QS Wow News (online), 11 December 2017 - A total $70 million worth of expenses will be used over a span of three years to train 50,000 Singaporeans annually by 2020 in key evolving sectors such as data analytics and cyber security through short term programmes.

Singapore has recently launched the SkillsFuture Series, which is aimed at increasing the number of vocational adult learning courses found in tertiary institutions from Universities to Institute of Technical Education (ITE).

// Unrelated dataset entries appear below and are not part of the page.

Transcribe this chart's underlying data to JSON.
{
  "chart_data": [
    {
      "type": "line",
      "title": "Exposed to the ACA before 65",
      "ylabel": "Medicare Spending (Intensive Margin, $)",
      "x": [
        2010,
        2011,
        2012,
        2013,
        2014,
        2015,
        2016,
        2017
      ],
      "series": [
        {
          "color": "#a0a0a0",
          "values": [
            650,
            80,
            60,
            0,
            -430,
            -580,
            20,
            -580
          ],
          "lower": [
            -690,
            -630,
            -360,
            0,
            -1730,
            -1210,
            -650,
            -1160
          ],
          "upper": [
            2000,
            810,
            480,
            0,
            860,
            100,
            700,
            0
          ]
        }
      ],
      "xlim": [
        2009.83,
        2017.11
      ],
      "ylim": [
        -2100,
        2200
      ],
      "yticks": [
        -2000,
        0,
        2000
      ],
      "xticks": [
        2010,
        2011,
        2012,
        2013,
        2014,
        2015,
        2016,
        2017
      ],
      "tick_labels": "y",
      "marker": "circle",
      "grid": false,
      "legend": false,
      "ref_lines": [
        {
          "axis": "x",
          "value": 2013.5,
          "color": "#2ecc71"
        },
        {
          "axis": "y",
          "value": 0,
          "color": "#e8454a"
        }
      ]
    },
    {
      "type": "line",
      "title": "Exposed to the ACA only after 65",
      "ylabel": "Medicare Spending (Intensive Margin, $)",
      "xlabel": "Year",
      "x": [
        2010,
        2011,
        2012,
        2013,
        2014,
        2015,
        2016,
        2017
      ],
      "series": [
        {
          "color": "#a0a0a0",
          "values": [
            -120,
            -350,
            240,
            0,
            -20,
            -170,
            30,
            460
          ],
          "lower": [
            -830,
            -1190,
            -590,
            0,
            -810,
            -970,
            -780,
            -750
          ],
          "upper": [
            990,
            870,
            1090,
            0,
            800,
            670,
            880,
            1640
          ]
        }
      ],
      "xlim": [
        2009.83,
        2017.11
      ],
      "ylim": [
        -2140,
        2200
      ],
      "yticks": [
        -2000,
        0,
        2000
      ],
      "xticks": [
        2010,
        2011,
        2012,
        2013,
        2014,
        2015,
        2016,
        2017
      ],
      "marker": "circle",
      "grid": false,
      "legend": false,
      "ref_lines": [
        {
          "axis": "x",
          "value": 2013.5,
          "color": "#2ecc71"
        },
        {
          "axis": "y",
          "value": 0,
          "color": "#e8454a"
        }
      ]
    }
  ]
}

A total $70 million worth of expenses will be used over a span of three years to train 50,000 Singaporeans annually by 2020 in key evolving sectors such as data analytics and cyber security through short term programmes.

This initiative is an indication for tertiary institutions, particularly universities that are conventionally fixated on academia, to be more engaged in addressing the economic threats encountered by Singapore in this digital era. The short term programmes can help employees in determining if they have disposition for new responsibilities in a changing industry, or to move over to a different enterprise that is facing a manpower shortage.

Traditionally, some adults have concern about signing up for vocational training due to the varying level of prestige in professional certifications as opposed to a master’s degree. Last year, only 42 percent of the workforce went for training that was relevant to their jobs.

However, with adjustments made, allowing some of the new SkillsFuture Series courses to be accumulated into academic credits that allow one to get a master’s degree after several courses, it can serve as a selling point for more professionals to settle for training in sectors that are lacking labor pool.

With plans made to increase the expenditure on vocational training, Education Minister (Higher Education and Skills) Ong Ye Kung shared that a reassessment on ministry funding for “purely academic” master’s courses in universities could be carried out. This could serve as a driving force for universities to enhance their postgraduate programmes so that they are more relevant to job market demands.

However, it is still critical to note that academic programmes pass on intangible skill sets such as critical thinking that are very much valued by employers across all sectors. Therefore, it should not be undermined at the expense of vocational training.